The most overrated films of all-time


Will Sills, Staff Reporter

Since the creation of cinema itself, people have debated over what are the greatest films ever made. While mostly everyone will disagree on what is the unquestionably greatest film of all time, many can narrow it down and agree upon what some of the best films are. These five films have become immortal in cinema through their praise and hype, however I feel differently. In fact, these five films are what I consider to be the most overrated films of all time.
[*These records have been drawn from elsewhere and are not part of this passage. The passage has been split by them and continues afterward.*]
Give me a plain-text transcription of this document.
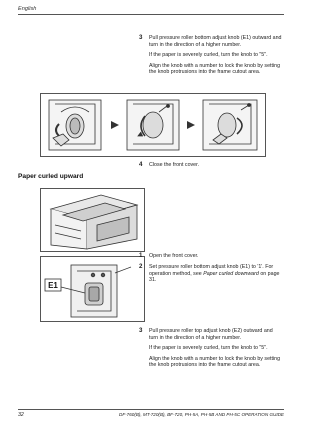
English
3 Pull pressure roller bottom adjust knob (E1) outward and turn in the direction of a higher number.

If the paper is severely curled, turn the knob to "5".

Align the knob with a number to lock the knob by setting the knob protrusions into the frame cutout area.

4 Close the front cover.

Paper curled upward
E1
1 Open the front cover.

2 Set pressure roller bottom adjust knob (E1) to '1'. For operation method, see Paper curled downward on page 31.

3 Pull pressure roller top adjust knob (E2) outward and turn in the direction of a higher number.

If the paper is severely curled, turn the knob to "5".

Align the knob with a number to lock the knob by setting the knob protrusions into the frame cutout area.

32	DF-760(B), MT-720(B), BF-720, PH-5A, PH-5B AND PH-5C OPERATION GUIDE
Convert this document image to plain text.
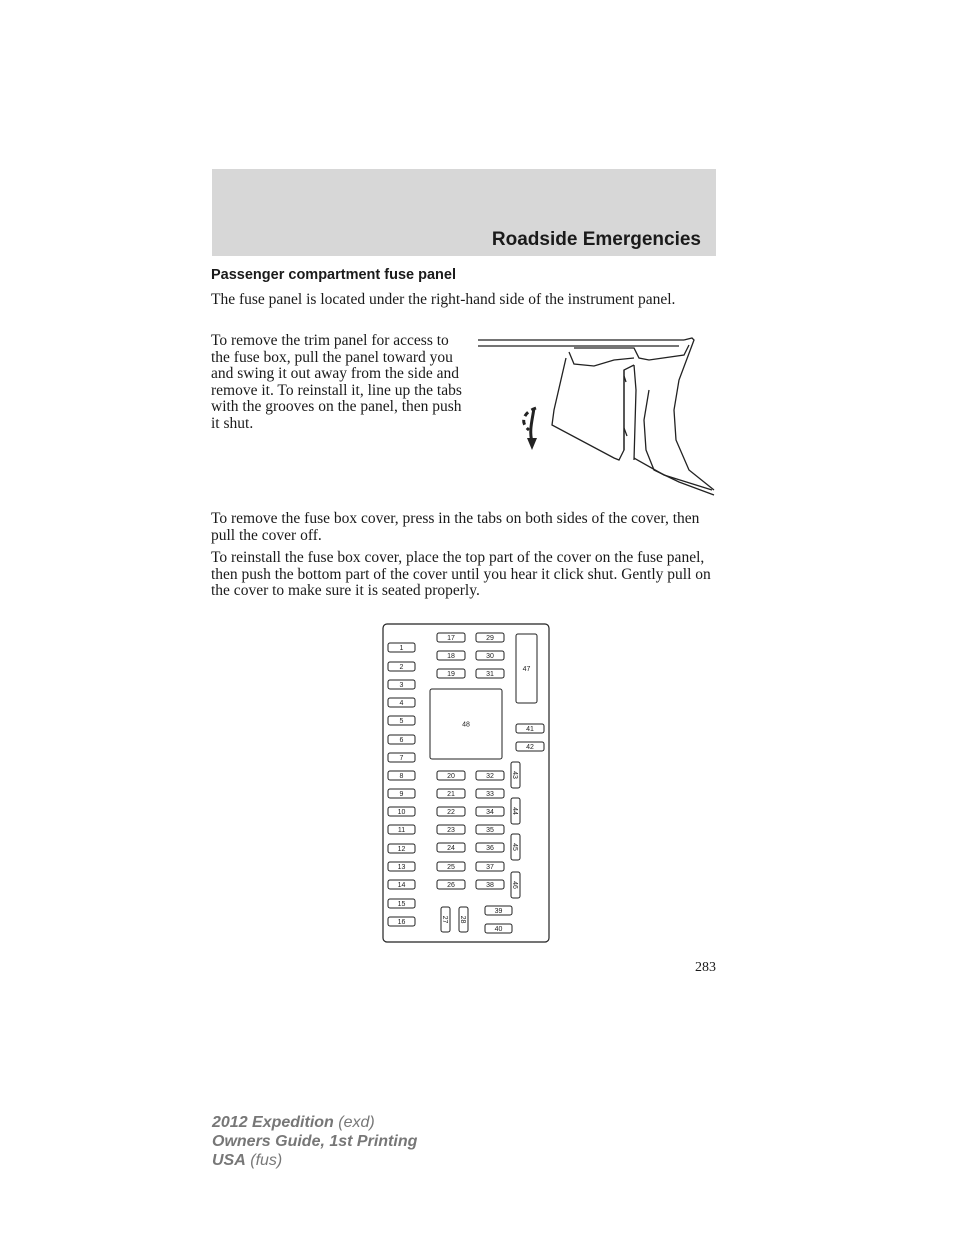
Roadside Emergencies
Passenger compartment fuse panel
The fuse panel is located under the right-hand side of the instrument panel.
To remove the trim panel for access to the fuse box, pull the panel toward you and swing it out away from the side and remove it. To reinstall it, line up the tabs with the grooves on the panel, then push it shut.
To remove the fuse box cover, press in the tabs on both sides of the cover, then pull the cover off.
To reinstall the fuse box cover, place the top part of the cover on the fuse panel, then push the bottom part of the cover until you hear it click shut. Gently pull on the cover to make sure it is seated properly.
1
2
3
4
5
6
7
8
9
10
11
12
13
14
15
16
17	29
18	30
19	31
48
47
41
42
20	32
21	33
22	34
23	35
24	36
25	37
26	38
43
44
45
46
27 28
39
40
283
2012 Expedition (exd)
Owners Guide, 1st Printing
USA (fus)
  1. “No Country for Old Men” (2007)

Love them or hate them, the Coen Brothers have made some of the most recognized films of the past three decades including “Fargo” and “The Big Lebowski.” “No Country for Old Men” was the film that finally won the duo Best Director and Best Picture at the Academy Awards. The film is good, but it’s certainly not that good. Not only was the film overly long, but it was also horribly paced. I felt as if I could beat an entire video game and the film would still be going on. Sure, Javier Bardem was good as Anton Chigurh, but Best Supporting Actor of 2007? Not by a long shot. Whenever Tommy Lee Jones and Woody Harrelson were on screen, it felt as if they were completely sleepwalking through their scenes. “Ratatouille,” “The Simpsons Movie,” “3:10 to Yuma,” “Gone Baby Gone,” and “American Gangster” were all better films than “No Country,” yet for some reason, the Academy seemed to think it was better than all of them. Then again, the Academy also thought that “Shakespeare in Love” was better than “Saving Private Ryan.”

  1. “Gravity” (2013)

Everybody who says this film is great always glow about the music, visuals, sound effects, and cinematography. The sad thing is they are right; “Gravity” is beautiful in every way, shape, and form. These, however, don’t make great movies. The story is beyond generic, simple, and cliche. The acting is wooden, and the script is mediocre at best. Just by watching the trailer, I was able to predict how the movie would end. The worst, however, was the God awful pacing. Never before have I seen an hour and a half film seem more like three. I honestly thought that “The Lord of the Rings” seemed shorter. It seems like “Gravity” could have used a little more gravity.

  1. “Boyhood” (2014)

In reality, “Boyhood” just should have been called “Director Richard Linklater’s 12 Year Oscar Project.” This is a film that is called revolutionary even though it really isn’t. “Harry Potter” was a franchise that heavily relied on children to lead the series. For seven films. “Well, 12 years shooting a film is quite impressive.” No, no it really isn’t. All that means is that once a year the crew had to shoot for only a couple of weeks. Getting rid of the overblown, ridiculous gimmicks, the film is a preachy, annoying mess about unlikable characters and life itself. “But it’s SOOOO realistic!” Yeah, and so was “The Story of Us.” Anyone who has actually seen that movie would know that realistic doesn’t equal good. In fact, in both of these movie’s cases, it just equals boring. Thank God “Birdman” won Best Picture and not this.

  1. “Titanic” (1997)

It really makes me sick to think this won Best Picture over both “Good Will Hunting” and “L.A. Confidential.” “Titanic” is definitely a good movie, but by no means should it win Best Picture for any year, let alone be considered one of the greatest movies of all time. It’s bloated with over the top dialogue and performances. Billy Zane’s villain is the stereotypical over the top british villain, meanwhile Rose finds the “bad boy” with “a heart of gold.” Not to mention, they “fall in love” after knowing each other for less than two days. Worst of all, it gave birth to the song “My Heart Will Go On.” All I know is this: my anger towards this song will go on.

  1. “Vertigo” (1958)

I love Alfred Hitchcock. From “Psycho” to “Rope” to “Dial M for Murder,” this man truly is the master of suspense. Somehow, though, out of all his films, this is the one everybody dubs his best film. Recently, it once again made headlines when it overthrew “Citizen Kane” as the greatest movie of all time, according to British magazine “Sight and Sound.” I just don’t understand. The film has aged poorly, especially considering how well most of Hitchcock’s films have aged. Nothing about the film is great to be honest. The acting is nothing special, even though it has Jimmy Stewart, one of the greatest actors of all time. As your average film, this is easily the best on this list. To be honest, the film is quite good. Greatest film of all time? No, not at all. In fact, it’s not even Hitchcock’s best film; that title goes to “Psycho,” in my opinion.

All in all, these are all quality films, at least to an extent. Somehow, however, they are credited as being great, which is frustrating to me. Other than for “Vertigo,” I could name five better films than the ones above listed in their own years. While these films are cherished and beloved, many other better films are buried and forgotten. All I have left to say is this: “Citizen Kane,” be lucky I haven’t seen you.